BALTIMORE — If lung cancer got as much news coverage as breast and prostate cancer, Elissa Sachs-Kohen believes that fewer people would meet the same fate as her mother, who died five years ago just10 days after her diagnosis.
When Sachs-Kohen’s mom, Janet Kohen, died at age 64, the Baltimore resident immediately jumped into action seeking to help others. She has dedicated her life to making lung cancer a national priority and is on a mission to advocate early detection and an eventual cure.
Sachs-Kohen has been busy lately organizing the fifth annual Free to Breathe Baltimore event, which takes place at the B&O Railroad Museum in on Sunday, November 10, 2013.
The event this year features a yoga session, open to all experience levels, beginning with gentle yoga and becoming more challenging. The 108-minute yoga marathon was conceived from the idea that, in yoga, the number 108 represents wholeness of the individual, universe and life.
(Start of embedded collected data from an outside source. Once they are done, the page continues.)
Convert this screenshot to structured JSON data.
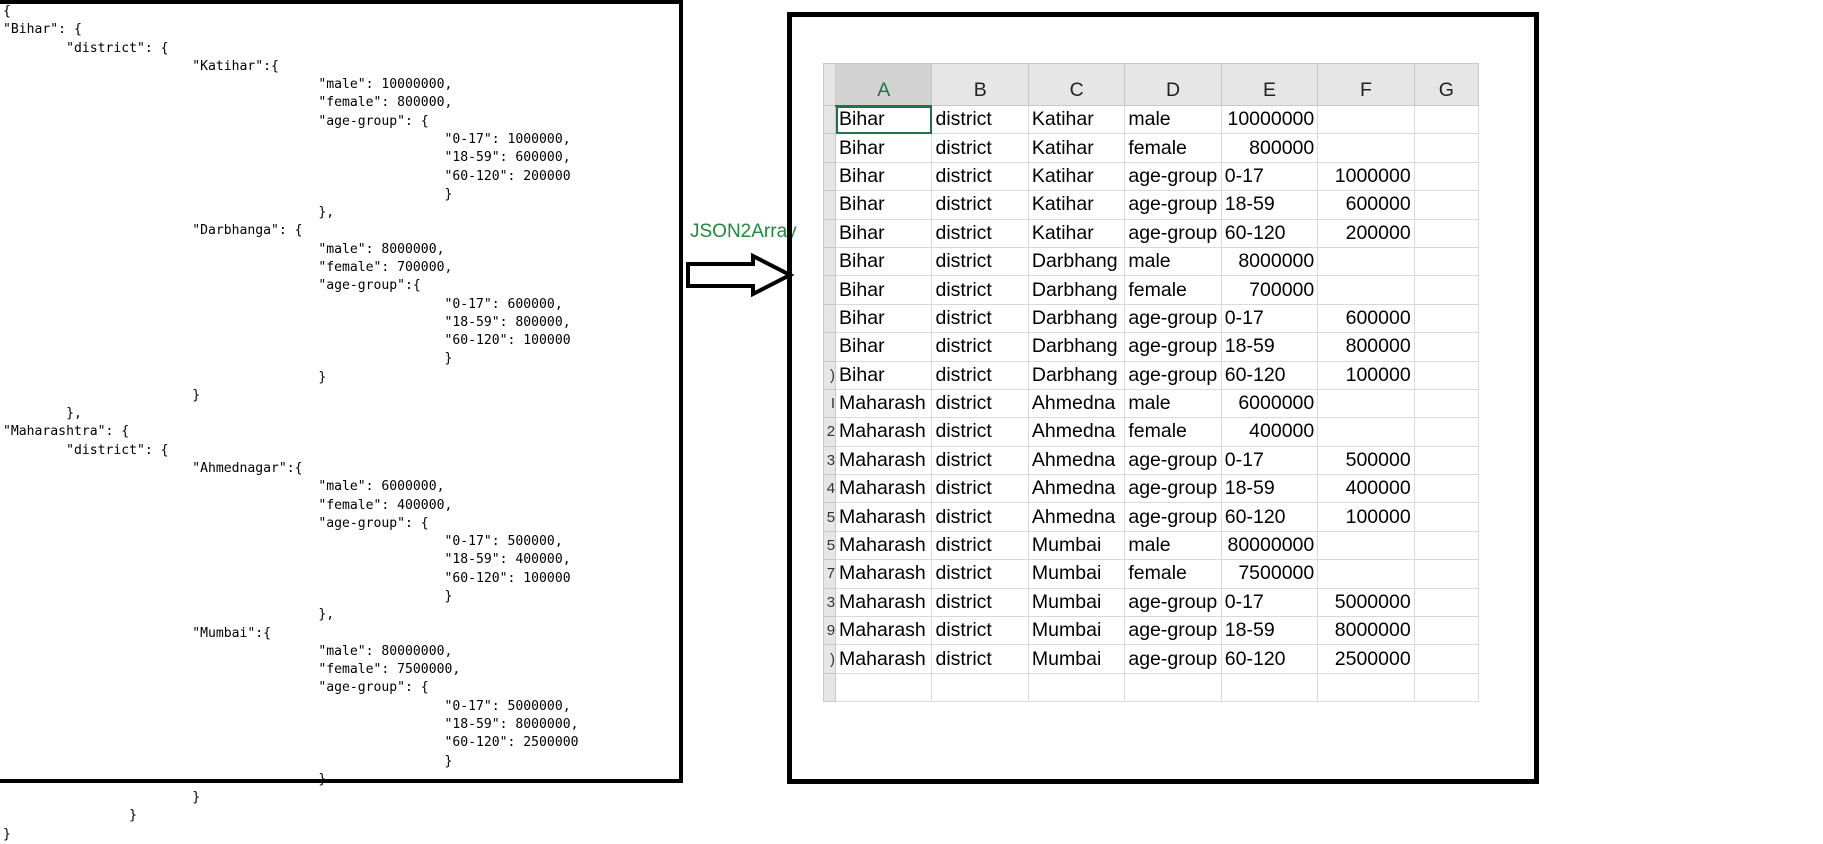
{
  "json_panel": {
    "lines": [
      "{",
      "\"Bihar\": {",
      "        \"district\": {",
      "                        \"Katihar\":{",
      "                                        \"male\": 10000000,",
      "                                        \"female\": 800000,",
      "                                        \"age-group\": {",
      "                                                        \"0-17\": 1000000,",
      "                                                        \"18-59\": 600000,",
      "                                                        \"60-120\": 200000",
      "                                                        }",
      "                                        },",
      "                        \"Darbhanga\": {",
      "                                        \"male\": 8000000,",
      "                                        \"female\": 700000,",
      "                                        \"age-group\":{",
      "                                                        \"0-17\": 600000,",
      "                                                        \"18-59\": 800000,",
      "                                                        \"60-120\": 100000",
      "                                                        }",
      "                                        }",
      "                        }",
      "        },",
      "\"Maharashtra\": {",
      "        \"district\": {",
      "                        \"Ahmednagar\":{",
      "                                        \"male\": 6000000,",
      "                                        \"female\": 400000,",
      "                                        \"age-group\": {",
      "                                                        \"0-17\": 500000,",
      "                                                        \"18-59\": 400000,",
      "                                                        \"60-120\": 100000",
      "                                                        }",
      "                                        },",
      "                        \"Mumbai\":{",
      "                                        \"male\": 80000000,",
      "                                        \"female\": 7500000,",
      "                                        \"age-group\": {",
      "                                                        \"0-17\": 5000000,",
      "                                                        \"18-59\": 8000000,",
      "                                                        \"60-120\": 2500000",
      "                                                        }",
      "                                        }",
      "                        }",
      "                }",
      "}"
    ]
  },
  "arrow": {
    "label": "JSON2Array",
    "label_color": "#1f8a3c"
  },
  "sheet": {
    "columns": [
      "A",
      "B",
      "C",
      "D",
      "E",
      "F",
      "G"
    ],
    "selected_column": "A",
    "row_numbers": [
      "",
      "",
      "",
      "",
      "",
      "",
      "",
      "",
      "",
      ")",
      "I",
      "2",
      "3",
      "4",
      "5",
      "5",
      "7",
      "3",
      "9",
      ")"
    ],
    "rows": [
      [
        "Bihar",
        "district",
        "Katihar",
        "male",
        "10000000",
        "",
        ""
      ],
      [
        "Bihar",
        "district",
        "Katihar",
        "female",
        "800000",
        "",
        ""
      ],
      [
        "Bihar",
        "district",
        "Katihar",
        "age-group",
        "0-17",
        "1000000",
        ""
      ],
      [
        "Bihar",
        "district",
        "Katihar",
        "age-group",
        "18-59",
        "600000",
        ""
      ],
      [
        "Bihar",
        "district",
        "Katihar",
        "age-group",
        "60-120",
        "200000",
        ""
      ],
      [
        "Bihar",
        "district",
        "Darbhang",
        "male",
        "8000000",
        "",
        ""
      ],
      [
        "Bihar",
        "district",
        "Darbhang",
        "female",
        "700000",
        "",
        ""
      ],
      [
        "Bihar",
        "district",
        "Darbhang",
        "age-group",
        "0-17",
        "600000",
        ""
      ],
      [
        "Bihar",
        "district",
        "Darbhang",
        "age-group",
        "18-59",
        "800000",
        ""
      ],
      [
        "Bihar",
        "district",
        "Darbhang",
        "age-group",
        "60-120",
        "100000",
        ""
      ],
      [
        "Maharash",
        "district",
        "Ahmedna",
        "male",
        "6000000",
        "",
        ""
      ],
      [
        "Maharash",
        "district",
        "Ahmedna",
        "female",
        "400000",
        "",
        ""
      ],
      [
        "Maharash",
        "district",
        "Ahmedna",
        "age-group",
        "0-17",
        "500000",
        ""
      ],
      [
        "Maharash",
        "district",
        "Ahmedna",
        "age-group",
        "18-59",
        "400000",
        ""
      ],
      [
        "Maharash",
        "district",
        "Ahmedna",
        "age-group",
        "60-120",
        "100000",
        ""
      ],
      [
        "Maharash",
        "district",
        "Mumbai",
        "male",
        "80000000",
        "",
        ""
      ],
      [
        "Maharash",
        "district",
        "Mumbai",
        "female",
        "7500000",
        "",
        ""
      ],
      [
        "Maharash",
        "district",
        "Mumbai",
        "age-group",
        "0-17",
        "5000000",
        ""
      ],
      [
        "Maharash",
        "district",
        "Mumbai",
        "age-group",
        "18-59",
        "8000000",
        ""
      ],
      [
        "Maharash",
        "district",
        "Mumbai",
        "age-group",
        "60-120",
        "2500000",
        ""
      ]
    ],
    "accent_color": "#217346"
  }
}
Organizers have invited experienced yoga instructors who will circulate throughout the practice to assist and guide participants.
“It’s a really important event. Lung cancer by most measures is the worst cancer a person can have,” Sachs-Kohen said. “But, it receives the least amount of funding and the least amount of attention.”
Each year, more than 228,000 people are diagnosed in the United States with lung cancer and nearly 160,000 die of the disease, according to officials at the American Cancer Society. Lung cancer takes more lives than breast, prostate and colon cancers combined and accounts for 27 percent of all cancer deaths. According to officials, one in 14 U.S. citizens will be diagnosed with lung cancer.
Sachs-Kohen says it’s important to visit a doctor if an individual is experiencing blood when they cough or spit; recurring respiratory infections; enduring cough that is new or different; aches or pain in the shoulder, back or chest; trouble breathing; hoarseness or wheezing; and exhaustion, weakness or loss of appetite.
Officials from the American Cancer Society say other symptoms could include swelling in the neck and face, difficulty swallowing and weight loss.
“I had no idea that my mom had lung cancer and I was 37 years old,” Sachs-Kohen said. “I was shocked. I knew I couldn’t bring mom back, but I began to look for ways to help other people, and I was really looking for an event that I could go to and ‘Free to Breathe’ is that event.”
The National Lung Cancer Partnership started the Free to Breathe event series with a 5K run and walk in Philadelphia in 2006. Since then, the event series has raised more than $5.6 million with all of the net proceeds directly funding programs to help those affected by lung cancer.
In support of the event last year, local community members and businesses helped to raise more than $30,000. Sachs-Kohen and others are hoping this year’s event will eventually help to double lung cancer survival.
“The community has been wonderful,” Sachs-Kohen said. “They’ve come out to honor and show support to people they don’t even know. To see the faces of so many people and how meaningful this is, really means a lot to me. Many come out just for the yoga, but they also do it for their loved ones and most of all, for lung cancer.”